Die Bundesregierung hat sich nach langem Ringen auf erste Eckpunkte für eine Kraftwerksstrategie geeinigt. So sollen wasserstofffähige Gaskraftwerke die Versorgung mit klimafreundlichem Strom auch in Zeiten mit wenig Sonne und Wind gewährleisten. Der Weg, den Zubau von Gaskraftwerken über einen Kapazitätsmechanismus am Strommarkt anzureizen ist allerdings ein zweischneidiges Schwert. Er verspricht Versorgungssicherheit, stellt aber zugleich eine erhebliche finanzielle Belastung dar. Der MITTELSTANDSVERBUND fordert Klarheit und Fairness – die Versorgungssicherheit darf nicht zu Lasten der wirtschaftlichen Tragfähigkeit für kleine und mittlere Unternehmen gehen.
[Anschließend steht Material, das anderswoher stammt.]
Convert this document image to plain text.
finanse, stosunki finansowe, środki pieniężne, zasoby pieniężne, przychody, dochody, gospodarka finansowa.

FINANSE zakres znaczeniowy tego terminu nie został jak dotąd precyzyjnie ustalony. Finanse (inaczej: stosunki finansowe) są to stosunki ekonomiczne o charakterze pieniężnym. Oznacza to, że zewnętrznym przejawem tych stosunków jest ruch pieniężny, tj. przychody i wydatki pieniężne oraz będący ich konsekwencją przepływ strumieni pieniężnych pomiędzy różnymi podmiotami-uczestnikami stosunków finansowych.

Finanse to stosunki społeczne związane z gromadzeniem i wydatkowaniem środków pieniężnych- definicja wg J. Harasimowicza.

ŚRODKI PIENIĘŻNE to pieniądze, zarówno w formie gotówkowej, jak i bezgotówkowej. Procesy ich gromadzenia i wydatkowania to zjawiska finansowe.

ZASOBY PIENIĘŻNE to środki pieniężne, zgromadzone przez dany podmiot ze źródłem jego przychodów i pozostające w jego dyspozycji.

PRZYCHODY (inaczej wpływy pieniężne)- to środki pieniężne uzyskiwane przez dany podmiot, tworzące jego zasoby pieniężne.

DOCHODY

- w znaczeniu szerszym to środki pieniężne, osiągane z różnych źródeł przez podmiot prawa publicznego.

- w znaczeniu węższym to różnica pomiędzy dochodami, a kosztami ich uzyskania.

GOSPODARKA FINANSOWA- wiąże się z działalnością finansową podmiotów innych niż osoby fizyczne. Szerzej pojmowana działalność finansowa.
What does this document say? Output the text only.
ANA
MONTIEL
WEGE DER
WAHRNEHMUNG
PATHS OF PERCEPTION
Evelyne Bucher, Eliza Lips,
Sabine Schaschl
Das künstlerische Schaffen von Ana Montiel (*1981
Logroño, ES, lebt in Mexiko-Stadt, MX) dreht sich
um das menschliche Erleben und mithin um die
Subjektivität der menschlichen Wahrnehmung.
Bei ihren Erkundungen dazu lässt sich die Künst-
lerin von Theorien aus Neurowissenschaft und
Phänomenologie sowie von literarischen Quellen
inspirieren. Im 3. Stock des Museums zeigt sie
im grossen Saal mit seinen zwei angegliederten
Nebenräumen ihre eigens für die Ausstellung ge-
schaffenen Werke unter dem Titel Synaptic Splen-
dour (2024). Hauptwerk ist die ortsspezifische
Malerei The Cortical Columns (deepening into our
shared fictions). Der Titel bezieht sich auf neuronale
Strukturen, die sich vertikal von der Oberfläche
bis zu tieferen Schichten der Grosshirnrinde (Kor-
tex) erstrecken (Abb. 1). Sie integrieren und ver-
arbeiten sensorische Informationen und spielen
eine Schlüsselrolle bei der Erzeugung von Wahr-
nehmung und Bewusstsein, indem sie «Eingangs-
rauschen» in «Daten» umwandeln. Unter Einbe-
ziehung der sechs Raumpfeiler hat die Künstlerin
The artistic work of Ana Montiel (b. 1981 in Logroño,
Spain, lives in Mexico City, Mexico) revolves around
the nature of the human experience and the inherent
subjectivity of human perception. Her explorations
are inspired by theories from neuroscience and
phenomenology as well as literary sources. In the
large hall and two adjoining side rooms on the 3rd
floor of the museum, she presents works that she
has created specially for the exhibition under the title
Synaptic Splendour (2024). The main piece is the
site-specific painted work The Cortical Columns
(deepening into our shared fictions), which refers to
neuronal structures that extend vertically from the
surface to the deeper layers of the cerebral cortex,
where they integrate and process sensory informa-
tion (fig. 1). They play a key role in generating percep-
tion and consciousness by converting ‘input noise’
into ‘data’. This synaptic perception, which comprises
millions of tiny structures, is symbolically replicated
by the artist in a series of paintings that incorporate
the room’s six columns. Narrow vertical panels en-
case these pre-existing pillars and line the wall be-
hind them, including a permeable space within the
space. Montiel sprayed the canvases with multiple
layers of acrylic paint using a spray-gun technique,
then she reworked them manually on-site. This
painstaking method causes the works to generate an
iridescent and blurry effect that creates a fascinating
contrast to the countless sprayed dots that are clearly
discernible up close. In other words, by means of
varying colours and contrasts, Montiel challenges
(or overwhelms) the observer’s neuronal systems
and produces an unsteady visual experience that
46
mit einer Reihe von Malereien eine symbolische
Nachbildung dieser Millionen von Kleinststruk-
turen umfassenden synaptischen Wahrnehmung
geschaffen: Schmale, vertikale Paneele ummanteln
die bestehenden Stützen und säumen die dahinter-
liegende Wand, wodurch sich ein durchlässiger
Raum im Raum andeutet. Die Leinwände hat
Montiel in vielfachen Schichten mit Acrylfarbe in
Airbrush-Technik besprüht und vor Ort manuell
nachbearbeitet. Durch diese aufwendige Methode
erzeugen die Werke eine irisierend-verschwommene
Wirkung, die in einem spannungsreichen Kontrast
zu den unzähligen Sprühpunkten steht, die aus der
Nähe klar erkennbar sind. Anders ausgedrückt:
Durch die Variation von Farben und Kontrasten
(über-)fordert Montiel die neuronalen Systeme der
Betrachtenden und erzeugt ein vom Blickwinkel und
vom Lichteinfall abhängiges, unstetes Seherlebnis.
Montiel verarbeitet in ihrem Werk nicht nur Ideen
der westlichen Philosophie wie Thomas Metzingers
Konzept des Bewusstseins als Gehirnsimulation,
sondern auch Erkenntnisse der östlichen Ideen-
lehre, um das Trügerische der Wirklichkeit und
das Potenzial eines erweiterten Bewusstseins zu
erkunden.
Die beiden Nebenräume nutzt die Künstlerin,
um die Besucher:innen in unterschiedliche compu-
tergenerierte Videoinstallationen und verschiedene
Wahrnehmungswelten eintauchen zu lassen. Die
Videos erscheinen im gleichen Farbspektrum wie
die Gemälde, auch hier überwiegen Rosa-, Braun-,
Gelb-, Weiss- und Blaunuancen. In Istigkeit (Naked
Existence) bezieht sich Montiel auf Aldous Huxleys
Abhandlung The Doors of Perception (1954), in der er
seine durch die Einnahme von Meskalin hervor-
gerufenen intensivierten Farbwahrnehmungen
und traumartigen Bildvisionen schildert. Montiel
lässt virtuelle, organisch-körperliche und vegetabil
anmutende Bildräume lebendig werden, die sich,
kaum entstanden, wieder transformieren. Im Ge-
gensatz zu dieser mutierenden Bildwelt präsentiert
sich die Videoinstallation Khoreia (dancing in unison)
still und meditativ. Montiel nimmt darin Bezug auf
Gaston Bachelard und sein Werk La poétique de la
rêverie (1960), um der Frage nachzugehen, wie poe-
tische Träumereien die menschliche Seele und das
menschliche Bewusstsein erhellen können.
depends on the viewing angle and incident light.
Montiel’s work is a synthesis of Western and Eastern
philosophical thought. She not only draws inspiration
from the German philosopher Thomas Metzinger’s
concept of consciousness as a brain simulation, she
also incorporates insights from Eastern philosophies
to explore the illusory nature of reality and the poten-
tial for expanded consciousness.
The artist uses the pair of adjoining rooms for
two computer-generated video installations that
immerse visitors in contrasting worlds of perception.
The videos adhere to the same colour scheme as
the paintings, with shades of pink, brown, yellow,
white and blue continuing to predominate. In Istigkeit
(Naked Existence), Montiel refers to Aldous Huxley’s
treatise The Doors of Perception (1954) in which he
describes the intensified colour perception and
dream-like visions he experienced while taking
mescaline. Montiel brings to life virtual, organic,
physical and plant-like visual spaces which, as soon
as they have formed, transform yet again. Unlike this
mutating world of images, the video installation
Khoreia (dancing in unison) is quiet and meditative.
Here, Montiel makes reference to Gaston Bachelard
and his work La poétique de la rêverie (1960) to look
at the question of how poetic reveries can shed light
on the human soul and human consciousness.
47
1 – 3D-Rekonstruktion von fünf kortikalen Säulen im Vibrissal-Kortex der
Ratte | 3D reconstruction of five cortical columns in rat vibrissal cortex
Berlin, 06.02.2024 – Die frisch von der Bundesregierung auf den Weg gebrachte Kraftwerksstrategie hat eine klare Zielsetzung: Die Stromversorgung soll dekarbonisiert und zugleich die Versorgungssicherheit weiterhin auf dem gewohnt hohen Niveau gewährleisten. Den Kern der Kraftwerksstrategie bildet der Zubau von bis zu 10 Gigawatt (GW) durch moderne, flexible Erdgaskraftwerke, die später auf Wasserstoff umgestellt werden können. Während die Politik sich von dieser Initiative einen wichtigen Beitrag zur Systemstabilität und Versorgungssicherheit verspricht, sieht DER MITTELSTANDSVERBUND die Umsetzung kritisch. Die Strategie enthält essenzielle Elemente wie die Förderung von H2-ready Gaskraftwerken und die Integration von Kapazitätsmechanismen, die jedoch die Wirtschaftlichkeit mittelständischer Unternehmen zu gefährden drohen. Die Kostenverteilung (Umlage), insbesondere die finanzielle Last, die auf den Mittelstand zukommen könnte, ist aktuell noch unklar.

„Es dürfen auf keinen Fall offene Flanken entstehen, die den Mittelstand in eine „Black Box“ rennen lässt. Die Kosten müssen von Anbeginn transparent sein“, fordert Dr. Ludwig Veltmann, Hauptgeschäftsführer des MITTELSTANDSVERBUNDES. "Wir sind uns der Bedeutung der Energiewende für die Zukunftsfähigkeit unserer Wirtschaft bewusst und sind bereit, unseren Beitrag zur Energiewende zu leisten, jedoch nicht um jeden Preis. Die neue Kraftwerksstrategie darf nicht zum finanziellen Stolperstein für mittelständische Unternehmen werden. Nachhaltigkeit ist schließlich auch ein wirtschaftliches Thema. Das wird leider mitunter vergessen. Vor Kostenfallen kann ich aber hier nur warnen" so Dr. Ludwig Veltmann, Hauptgeschäftsführer des MITTELSTANDSVERBUNDES.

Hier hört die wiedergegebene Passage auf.